1- The cloud provider may go down, possibly even because of some other cloud provider with whom the prime contractor had an underpinning contract. Fresh example: Netflix going down possibly because of an outage in Amazon.

2- Data leakage: data access is almost impossible to protect from at least a few system administrators. The only effective means of protecting data is through encryption. But encryption is a tricky control, extremely hard to manage. First there is ultimately a key that is a single point of failure - encrypting is pointless if the system administrators or anybody eles has access to the key; second, if the key is lost then the whole data is lost; third, keys should be changed regularly but then they need to be backed up somewhere safe - of course not with the data itself. And finally depending on what is encrypted different qualities may be affected. For example using database encryption usually has an impact on performance, may restrict available features and requires licensing of additional modules. Using file system encryption has more or less the same issues, and using volume encryption is useless while a system is working and the administrator has access to it. Obviously encrypting data that needs to be accessed by multiple persons is complex as many keys need to be managed, and if applications need to access the data then the keys need to be saved somewhere in the system which make them accessible to system aministrators (and hackers).

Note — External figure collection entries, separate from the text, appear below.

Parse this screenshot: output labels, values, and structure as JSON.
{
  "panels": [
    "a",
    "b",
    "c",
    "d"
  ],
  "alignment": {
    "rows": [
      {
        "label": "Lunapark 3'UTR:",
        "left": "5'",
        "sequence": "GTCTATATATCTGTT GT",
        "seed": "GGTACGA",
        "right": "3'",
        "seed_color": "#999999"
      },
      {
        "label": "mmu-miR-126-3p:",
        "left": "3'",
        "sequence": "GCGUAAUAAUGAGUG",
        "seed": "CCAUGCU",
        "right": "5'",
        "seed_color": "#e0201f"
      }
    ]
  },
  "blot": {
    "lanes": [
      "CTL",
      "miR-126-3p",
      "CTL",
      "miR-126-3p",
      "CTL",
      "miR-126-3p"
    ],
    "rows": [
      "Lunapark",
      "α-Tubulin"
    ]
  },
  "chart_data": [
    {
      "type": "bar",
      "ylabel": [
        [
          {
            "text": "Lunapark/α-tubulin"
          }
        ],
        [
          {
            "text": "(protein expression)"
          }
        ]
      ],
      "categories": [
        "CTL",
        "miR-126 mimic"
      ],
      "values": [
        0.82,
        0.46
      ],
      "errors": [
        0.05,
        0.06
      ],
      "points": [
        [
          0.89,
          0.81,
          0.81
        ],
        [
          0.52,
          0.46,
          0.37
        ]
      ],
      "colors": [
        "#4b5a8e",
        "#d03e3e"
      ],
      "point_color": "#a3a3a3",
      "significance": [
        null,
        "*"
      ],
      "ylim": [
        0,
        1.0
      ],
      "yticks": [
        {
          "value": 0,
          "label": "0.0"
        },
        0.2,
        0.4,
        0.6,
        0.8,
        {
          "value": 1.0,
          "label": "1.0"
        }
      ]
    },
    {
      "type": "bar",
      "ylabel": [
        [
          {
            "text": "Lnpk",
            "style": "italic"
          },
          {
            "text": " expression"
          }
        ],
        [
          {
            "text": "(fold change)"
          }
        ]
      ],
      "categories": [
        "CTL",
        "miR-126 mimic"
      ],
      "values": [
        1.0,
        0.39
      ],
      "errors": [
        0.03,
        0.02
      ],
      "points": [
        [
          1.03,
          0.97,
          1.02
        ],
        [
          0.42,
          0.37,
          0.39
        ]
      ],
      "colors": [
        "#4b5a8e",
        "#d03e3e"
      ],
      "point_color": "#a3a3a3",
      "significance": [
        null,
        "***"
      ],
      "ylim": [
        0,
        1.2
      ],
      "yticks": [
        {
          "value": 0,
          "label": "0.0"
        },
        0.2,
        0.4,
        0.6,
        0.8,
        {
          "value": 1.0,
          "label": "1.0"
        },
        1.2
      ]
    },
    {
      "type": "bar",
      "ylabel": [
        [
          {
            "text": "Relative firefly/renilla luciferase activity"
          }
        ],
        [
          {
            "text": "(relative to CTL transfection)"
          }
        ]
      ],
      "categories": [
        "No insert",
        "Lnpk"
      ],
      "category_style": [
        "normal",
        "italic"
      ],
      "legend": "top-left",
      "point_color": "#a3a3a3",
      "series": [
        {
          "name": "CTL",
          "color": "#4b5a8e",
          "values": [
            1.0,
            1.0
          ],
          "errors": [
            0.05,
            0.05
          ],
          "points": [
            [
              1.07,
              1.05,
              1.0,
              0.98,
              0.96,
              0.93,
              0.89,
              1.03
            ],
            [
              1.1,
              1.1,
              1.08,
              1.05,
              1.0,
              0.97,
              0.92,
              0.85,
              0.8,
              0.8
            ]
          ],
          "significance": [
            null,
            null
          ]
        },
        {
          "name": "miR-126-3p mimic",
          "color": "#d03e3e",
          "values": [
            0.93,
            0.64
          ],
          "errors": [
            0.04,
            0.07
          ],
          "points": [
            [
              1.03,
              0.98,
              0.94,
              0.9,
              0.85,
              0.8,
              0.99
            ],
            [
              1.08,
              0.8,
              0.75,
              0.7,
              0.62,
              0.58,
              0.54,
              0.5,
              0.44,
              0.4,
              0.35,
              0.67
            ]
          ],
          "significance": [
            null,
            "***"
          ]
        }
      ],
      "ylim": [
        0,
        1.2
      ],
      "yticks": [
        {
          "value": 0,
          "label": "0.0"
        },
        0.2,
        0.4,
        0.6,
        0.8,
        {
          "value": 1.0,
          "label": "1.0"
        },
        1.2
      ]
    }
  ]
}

3- Undefined boundaries: Who else is using the infrastructure? What if your system is running on a virtual machine and one of your "neighours" who is hosted in another VM in the same physical server breaks out and gets control of that server? Then your machine is already compromised.

4- Legal/compliance: who knows where your systems are running? There my be constraints on location - e.g. your data may not legally leave the country of origin. Moreover, if there's a police investigation on one of your "neighbours" (i.e. someone who is using the same infrastructure as you) and the Police needs access to your files to follow a trace, you will need to deal with that too.

The main problem with solving these issues may be lack of motivation from those "mega-vendors". Lack of regulation benefits the established large vendors. First, they are happy to host systems from anyone on the planet within their own legal framework and on their own terms. Second, without regulation only the big vendors have enough credibility from the customers' point of view. And then there are some the technology issues: regulation leads to standardisation, accreditations and consequently to more competitors in the market and reduced profit margins. Besides, there is no doubt that in the cloud world open source is king. It is obvious that a provider will always prefer to use and develop open source to paying licenses to someone else - after all they are not in the business of selling code, but services; so the large vendors that live on selling licenses are not really interested in standardisation but rather on keeping a competitive advantage by offering more and better integrated services than the competitors.

Anyway it is certainly interesting to live in such a transition era.